Expertise & Qualifications
- Domain: Healthcare operations and pharma finance (CFO Novartis Pharma), investment banking (M.M. Dillon), multiple public healthcare boards.
- Financial: Audit & Finance Committee member; designated “audit committee financial expert.”
- Governance: Longstanding public company board experience across biotech/tools.

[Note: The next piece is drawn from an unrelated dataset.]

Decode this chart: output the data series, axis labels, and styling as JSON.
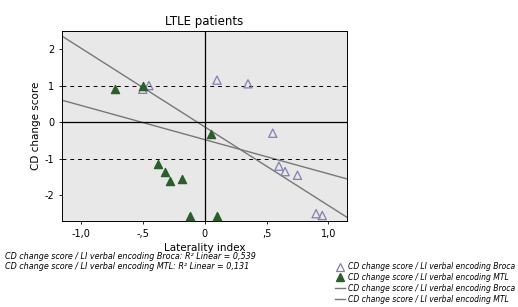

- Education: B.S. and B.A., Rutgers University.
Equity Ownership
| Ownership Metric | Amount |
|---|---|
| Total beneficial ownership (shares) | 169,850 (<1% of outstanding) |
| Common shares held (direct) | 92,457 |
| Options exercisable within 60 days of Mar 31, 2025 | 77,393 |
| RSUs expected to vest within 60 days of Mar 31, 2025 | 0 |
| RSUs held as of Dec 31, 2024 (then-current directors) | 10,570 |
| Options outstanding as of Dec 31, 2024 (then-current directors) | 78,731 |
| Shares pledged as collateral | Not disclosed; pledging restricted and requires pre-clearance under policy |
| Hedging policy | Prohibits hedging/derivatives on company stock |
| Director stock ownership guideline | ≥3x annual cash Board retainer (excludes committee fees); compliance deadline: later of 2025 AGM or 6 years after appointment |
Governance Assessment
-
Strengths for investor confidence
- Independent, long-tenured director with deep CFO/investment banking background; designated audit committee financial expert; serves on Audit, Compensation, and Governance committees.
- Active engagement: committees met regularly (Audit 6; Compensation 3; Governance 2), and all directors attended at least 86% of Board/committee meetings.
- Alignment: material equity component (annual RSU and option grants ~$300k combined) plus stock ownership guideline (≥3x retainer); anti-hedging and restricted pledging.
- Controls/independence: No related-party transactions since Jan 1, 2024; independent comp consultant with no conflicts.
-
Watch items/considerations
- Tenure since 2014 can raise periodic refreshment questions; however, board is declassifying and maintains independent chair and regular executive sessions.
- Director equity accelerates fully on change in control (single-trigger for director awards), which some investors view less favorably than double-trigger structures for directors.
- Clawback: Plan awards subject to company clawback framework, but the standalone policy described specifically applies to executive officers; application to non-employee directors is through plan terms rather than policy.
-
Red flags identified in proxy
- None disclosed: no legal proceedings requiring disclosure; no related-party transactions; no hedging permitted; pledging restricted; compensation interlocks absent.